JDH: Why do you think law enforcement literacy is so low?
PG: Remember when we're hearing from the police union, when we're hearing from the commissioner, from the public relations office, these are the people whose full-time job is to represent the legal interests of the rank and file. For example, you may have a group of black police officers who feel very differently than the union does, but those folks don't have bargaining power. They don't have the political power that the official bargaining union does. There are internal tensions and, of course, that matters.
There's a need to demonstrate unity within a profession that is so often maligned and so often misunderstood. In law enforcement, if you're an officer on the street, or on a beat, one of the things you get used to is not trusting the people who are in charge to actually have as good an understanding of what you're going through.
JDH: Tell me more about what you've learned talking to these officers who aren't in public relations or leading departments and unions.
PG: It's incredibly useful to hear the perspectives of others because, as someone who's only worked on the outside of law enforcement, I have been profoundly changed in my mindset as a result of being able to hear the candid conversation with other folks in law enforcement [through work with the Center for Equity in Policing]. It's just like how, if they knew [more about the African-American] community, they would know how we feel.
Now I know law enforcement as a community. As a result, I have some empathy for the things they're going through that are incredibly difficult and sometimes even profoundly unfair. But [law enforcement] are not good at talking to who our audience is. We're good at talking to [people who are] where we are. That's not the right story. That's not the right set of facts, and, also, it's also not very likely to end clearly when I'm talking to someone who lives in the community that feels more occupied by law enforcement than served by it. You need to have a translator.

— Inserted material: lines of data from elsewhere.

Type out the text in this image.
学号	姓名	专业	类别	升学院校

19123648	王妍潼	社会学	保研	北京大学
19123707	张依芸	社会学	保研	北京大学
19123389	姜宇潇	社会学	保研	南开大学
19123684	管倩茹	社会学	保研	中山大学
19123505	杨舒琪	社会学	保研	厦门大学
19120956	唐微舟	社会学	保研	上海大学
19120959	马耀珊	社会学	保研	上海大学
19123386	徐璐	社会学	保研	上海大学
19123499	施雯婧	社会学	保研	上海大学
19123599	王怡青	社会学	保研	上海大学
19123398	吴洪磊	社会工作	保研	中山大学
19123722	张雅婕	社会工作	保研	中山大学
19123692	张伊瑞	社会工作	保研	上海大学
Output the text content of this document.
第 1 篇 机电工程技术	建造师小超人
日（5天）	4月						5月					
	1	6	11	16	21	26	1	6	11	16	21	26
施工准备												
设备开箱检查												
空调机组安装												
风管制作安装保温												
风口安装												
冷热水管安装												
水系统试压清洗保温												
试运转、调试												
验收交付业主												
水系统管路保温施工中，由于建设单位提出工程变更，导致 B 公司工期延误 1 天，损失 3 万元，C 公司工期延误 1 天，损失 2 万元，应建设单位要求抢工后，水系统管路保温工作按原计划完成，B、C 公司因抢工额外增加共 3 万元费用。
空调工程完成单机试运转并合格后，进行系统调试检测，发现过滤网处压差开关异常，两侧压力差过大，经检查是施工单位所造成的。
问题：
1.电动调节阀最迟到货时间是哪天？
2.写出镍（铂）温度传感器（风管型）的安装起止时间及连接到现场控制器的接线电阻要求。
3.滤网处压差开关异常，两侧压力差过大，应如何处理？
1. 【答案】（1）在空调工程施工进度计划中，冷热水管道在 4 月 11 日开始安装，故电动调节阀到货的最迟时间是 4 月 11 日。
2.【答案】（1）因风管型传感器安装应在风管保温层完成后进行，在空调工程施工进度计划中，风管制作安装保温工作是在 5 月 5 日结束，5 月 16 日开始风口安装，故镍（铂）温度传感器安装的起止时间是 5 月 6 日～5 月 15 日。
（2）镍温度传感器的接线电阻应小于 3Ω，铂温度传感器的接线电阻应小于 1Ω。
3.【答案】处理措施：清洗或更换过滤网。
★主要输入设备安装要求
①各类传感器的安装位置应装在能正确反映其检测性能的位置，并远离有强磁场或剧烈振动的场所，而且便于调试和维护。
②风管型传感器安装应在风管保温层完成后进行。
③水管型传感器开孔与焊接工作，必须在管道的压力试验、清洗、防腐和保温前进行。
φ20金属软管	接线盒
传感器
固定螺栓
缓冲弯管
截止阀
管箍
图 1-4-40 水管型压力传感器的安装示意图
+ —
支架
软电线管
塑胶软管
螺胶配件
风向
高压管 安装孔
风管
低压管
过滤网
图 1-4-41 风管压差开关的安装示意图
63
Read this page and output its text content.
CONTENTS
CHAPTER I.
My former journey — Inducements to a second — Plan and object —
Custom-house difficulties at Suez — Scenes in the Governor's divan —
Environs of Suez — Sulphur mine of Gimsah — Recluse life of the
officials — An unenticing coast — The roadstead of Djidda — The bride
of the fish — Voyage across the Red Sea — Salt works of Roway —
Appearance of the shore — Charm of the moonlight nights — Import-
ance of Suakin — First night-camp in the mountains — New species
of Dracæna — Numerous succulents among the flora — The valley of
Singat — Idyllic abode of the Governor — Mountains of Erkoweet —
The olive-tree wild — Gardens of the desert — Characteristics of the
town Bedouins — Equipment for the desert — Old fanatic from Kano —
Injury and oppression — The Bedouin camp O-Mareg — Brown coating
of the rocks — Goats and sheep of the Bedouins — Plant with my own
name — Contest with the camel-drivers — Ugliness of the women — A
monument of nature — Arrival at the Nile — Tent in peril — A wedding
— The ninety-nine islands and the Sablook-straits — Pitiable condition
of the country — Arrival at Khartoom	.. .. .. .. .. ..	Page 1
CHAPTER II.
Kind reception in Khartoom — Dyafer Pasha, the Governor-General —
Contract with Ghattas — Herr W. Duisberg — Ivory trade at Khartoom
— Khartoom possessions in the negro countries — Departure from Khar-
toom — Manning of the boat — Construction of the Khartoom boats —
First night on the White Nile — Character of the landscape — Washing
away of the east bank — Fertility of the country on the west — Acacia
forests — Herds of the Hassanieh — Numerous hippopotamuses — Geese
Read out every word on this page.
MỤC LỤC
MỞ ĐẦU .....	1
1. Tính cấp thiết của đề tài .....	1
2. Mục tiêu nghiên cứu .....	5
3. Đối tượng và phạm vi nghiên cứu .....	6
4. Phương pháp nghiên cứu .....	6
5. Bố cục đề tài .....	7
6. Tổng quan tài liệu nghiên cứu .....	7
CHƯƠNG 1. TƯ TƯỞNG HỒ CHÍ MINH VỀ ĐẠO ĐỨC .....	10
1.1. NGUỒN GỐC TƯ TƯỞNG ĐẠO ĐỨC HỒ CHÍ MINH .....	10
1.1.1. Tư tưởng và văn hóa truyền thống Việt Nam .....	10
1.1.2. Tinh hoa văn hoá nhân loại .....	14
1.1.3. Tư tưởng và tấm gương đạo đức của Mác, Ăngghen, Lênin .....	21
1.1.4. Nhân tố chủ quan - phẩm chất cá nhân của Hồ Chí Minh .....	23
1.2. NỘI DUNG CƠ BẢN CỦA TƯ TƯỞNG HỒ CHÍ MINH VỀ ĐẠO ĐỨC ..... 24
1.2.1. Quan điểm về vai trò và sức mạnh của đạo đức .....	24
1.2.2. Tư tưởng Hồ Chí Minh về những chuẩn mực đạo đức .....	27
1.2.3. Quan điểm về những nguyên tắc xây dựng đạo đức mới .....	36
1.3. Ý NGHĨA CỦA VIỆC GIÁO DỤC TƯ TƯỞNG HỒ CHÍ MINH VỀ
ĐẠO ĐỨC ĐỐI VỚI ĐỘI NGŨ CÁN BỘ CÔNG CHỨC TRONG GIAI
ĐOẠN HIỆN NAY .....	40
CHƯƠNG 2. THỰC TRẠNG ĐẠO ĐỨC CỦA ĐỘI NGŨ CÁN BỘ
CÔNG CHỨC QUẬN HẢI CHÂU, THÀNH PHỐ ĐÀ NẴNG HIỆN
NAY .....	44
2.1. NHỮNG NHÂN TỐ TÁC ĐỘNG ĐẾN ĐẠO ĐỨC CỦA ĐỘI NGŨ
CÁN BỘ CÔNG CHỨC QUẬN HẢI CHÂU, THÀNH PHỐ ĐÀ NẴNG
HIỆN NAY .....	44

So, the research [of the National Initiative for Building Community Trust and Justice] is exciting. There are unanticipated outcomes. The magnitude cannot be overstated. But the research is only a lever for broader social and cultural change. The thing that I find most inspiring and most useful is we're finding a way to get people who want to do the right thing to work together. That is the hardest thing I have ever done in my life, and the fact that we're getting traction there is one of the most rewarding things I will ever do in my life.
This interview has been edited for length and clarity.